Using the GNU Project Debugger (GDB), we get the following:

$ gdb -q ./gmoo.striped ./core.6753 ... Core was generated by './gmoo.striped'. Program terminated with signal 11, Segmentation fault. Reading symbols from /usr/lib/libgtk-1.2.so.0...(no debugging symbols found)...done. Loaded symbols for /usr/lib/libgtk-1.2.so.0 Reading symbols from /usr/lib/libgdk-1.2.so.0...(no debugging symbols found)...done. Loaded symbols for /usr/lib/libgdk-1.2.so.0 Reading symbols from /usr/lib/libgmodule-1.2.so.0...(no debugging symbols found)...done. Loaded symbols for /usr/lib/libgmodule-1.2.so.0 Reading symbols from /usr/lib/libglib-1.2.so.0...(no debugging symbols found)...done. ... (gdb) backtrace #0  0x4046b8e6 in connect () from /lib/i686/libpthread.so.0 #1  0x0806bef1 in gm_net_connect () #2  0x080853e1 in gm_world_connect () #3  0x0806c7cf in gm_notebook_try_add_world () #4  0x0806cd8c in gm_notebook_try_restore_status () #5  0x08061eab in main () #6  0x404c5c57 in __libc_start_main () from /lib/i686/libc.so.6 (gdb) list No symbol table is loaded. Use the "file" command. (gdb)

Without the source, we have gone about as far as we can. We must use other tools, such as strace, in combination with gdb. Other tool suites such as valgrind can also prove useful.
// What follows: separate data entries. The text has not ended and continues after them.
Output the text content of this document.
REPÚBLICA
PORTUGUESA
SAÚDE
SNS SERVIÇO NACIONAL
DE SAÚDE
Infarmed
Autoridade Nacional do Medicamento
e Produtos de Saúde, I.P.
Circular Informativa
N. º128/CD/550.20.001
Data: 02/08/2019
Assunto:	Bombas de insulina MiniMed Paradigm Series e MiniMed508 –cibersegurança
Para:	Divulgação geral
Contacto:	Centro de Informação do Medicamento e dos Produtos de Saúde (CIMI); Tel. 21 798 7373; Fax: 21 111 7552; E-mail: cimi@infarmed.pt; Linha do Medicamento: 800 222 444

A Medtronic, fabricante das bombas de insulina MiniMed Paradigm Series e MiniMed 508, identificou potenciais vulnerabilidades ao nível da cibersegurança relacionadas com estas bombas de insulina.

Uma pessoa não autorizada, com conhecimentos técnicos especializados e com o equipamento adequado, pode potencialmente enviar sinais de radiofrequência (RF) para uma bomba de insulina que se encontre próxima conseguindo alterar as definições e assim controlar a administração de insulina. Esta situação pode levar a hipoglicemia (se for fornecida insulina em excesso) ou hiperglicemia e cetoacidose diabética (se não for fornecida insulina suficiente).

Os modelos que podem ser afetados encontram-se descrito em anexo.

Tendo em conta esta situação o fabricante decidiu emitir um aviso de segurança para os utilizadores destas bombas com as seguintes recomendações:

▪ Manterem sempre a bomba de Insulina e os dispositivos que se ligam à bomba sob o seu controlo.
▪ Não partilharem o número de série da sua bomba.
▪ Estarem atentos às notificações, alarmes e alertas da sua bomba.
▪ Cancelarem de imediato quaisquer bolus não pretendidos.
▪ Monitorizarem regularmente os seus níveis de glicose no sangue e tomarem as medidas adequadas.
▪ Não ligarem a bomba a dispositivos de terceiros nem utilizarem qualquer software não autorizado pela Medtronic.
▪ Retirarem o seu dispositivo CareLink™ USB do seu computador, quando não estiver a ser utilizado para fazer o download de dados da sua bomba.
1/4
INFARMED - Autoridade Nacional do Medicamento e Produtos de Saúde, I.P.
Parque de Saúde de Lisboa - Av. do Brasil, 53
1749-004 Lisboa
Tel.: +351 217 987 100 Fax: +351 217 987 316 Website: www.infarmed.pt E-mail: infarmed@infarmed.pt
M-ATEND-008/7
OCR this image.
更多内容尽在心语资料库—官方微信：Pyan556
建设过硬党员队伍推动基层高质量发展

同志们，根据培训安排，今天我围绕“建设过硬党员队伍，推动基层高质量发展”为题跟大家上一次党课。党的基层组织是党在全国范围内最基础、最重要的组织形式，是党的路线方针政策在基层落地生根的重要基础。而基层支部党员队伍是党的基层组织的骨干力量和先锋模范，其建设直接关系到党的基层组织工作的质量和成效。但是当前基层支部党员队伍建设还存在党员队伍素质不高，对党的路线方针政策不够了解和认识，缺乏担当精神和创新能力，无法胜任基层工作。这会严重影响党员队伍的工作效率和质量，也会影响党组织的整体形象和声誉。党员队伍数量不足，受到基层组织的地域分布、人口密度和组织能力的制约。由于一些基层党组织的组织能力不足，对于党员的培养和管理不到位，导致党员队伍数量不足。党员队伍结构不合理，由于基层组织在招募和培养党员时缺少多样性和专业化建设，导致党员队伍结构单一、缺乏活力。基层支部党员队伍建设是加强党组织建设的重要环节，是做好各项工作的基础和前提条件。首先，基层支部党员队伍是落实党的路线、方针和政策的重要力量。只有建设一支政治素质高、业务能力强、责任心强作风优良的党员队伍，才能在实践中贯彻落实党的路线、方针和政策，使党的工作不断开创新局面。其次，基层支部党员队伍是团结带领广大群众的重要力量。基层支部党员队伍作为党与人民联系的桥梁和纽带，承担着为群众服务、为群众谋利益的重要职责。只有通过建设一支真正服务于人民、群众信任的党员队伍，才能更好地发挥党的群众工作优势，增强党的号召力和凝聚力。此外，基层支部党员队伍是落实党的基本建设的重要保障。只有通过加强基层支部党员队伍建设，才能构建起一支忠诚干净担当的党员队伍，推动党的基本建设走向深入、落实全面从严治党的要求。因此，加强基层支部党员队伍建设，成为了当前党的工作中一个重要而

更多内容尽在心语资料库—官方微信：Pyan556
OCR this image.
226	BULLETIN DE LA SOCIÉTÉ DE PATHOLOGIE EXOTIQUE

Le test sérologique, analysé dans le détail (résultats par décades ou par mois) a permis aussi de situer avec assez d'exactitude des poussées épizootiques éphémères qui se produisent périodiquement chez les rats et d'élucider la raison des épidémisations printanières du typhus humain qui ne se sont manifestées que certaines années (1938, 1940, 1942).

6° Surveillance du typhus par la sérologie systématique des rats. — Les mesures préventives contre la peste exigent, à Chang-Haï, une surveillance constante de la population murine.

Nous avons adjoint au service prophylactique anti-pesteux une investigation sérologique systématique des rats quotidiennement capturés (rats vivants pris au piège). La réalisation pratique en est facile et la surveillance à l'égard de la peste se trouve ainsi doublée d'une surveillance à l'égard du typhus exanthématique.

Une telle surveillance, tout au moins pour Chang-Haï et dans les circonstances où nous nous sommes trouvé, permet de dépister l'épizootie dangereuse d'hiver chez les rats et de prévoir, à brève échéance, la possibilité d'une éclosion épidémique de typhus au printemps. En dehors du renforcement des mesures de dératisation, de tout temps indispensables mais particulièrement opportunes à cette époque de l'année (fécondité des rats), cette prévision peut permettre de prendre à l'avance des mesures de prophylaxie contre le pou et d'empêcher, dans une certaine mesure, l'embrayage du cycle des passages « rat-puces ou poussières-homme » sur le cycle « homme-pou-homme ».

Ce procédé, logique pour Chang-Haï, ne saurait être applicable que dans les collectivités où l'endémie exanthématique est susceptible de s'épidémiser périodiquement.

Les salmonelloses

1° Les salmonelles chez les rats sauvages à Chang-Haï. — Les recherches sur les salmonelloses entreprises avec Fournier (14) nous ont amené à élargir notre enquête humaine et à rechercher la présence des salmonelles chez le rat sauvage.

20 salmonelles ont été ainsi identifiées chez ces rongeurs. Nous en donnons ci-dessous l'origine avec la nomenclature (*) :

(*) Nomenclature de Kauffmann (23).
Now, let us look at an example of the same hang with a non-stripped version of the binary.

$ gdb -q ./gmoo.not.stripped ./core.6881 ... Core was generated by './gmoo.not.stripped'. Program terminated with signal 11, Segmentation fault. Reading symbols from /usr/lib/libgtk-1.2.so.0...done. Loaded symbols for /usr/lib/libgtk-1.2.so.0 Reading symbols from /usr/lib/libgdk-1.2.so.0...done. Loaded symbols for /usr/lib/libgdk-1.2.so.0 Reading symbols from /usr/lib/libgmodule-1.2.so.0...done. ... (gdb) backtrace #0  0x40582516 in poll () from /lib/i686/libc.so.6 (gdb)

Although the stack trace appears to be different, we have identified the root cause. The program is hung on a network poll call, which, according to the man page, is a structure made up of file descriptors. Using other tools, such as lsof, strace, and so on, we can determine exactly the network IP address upon which the process is hung.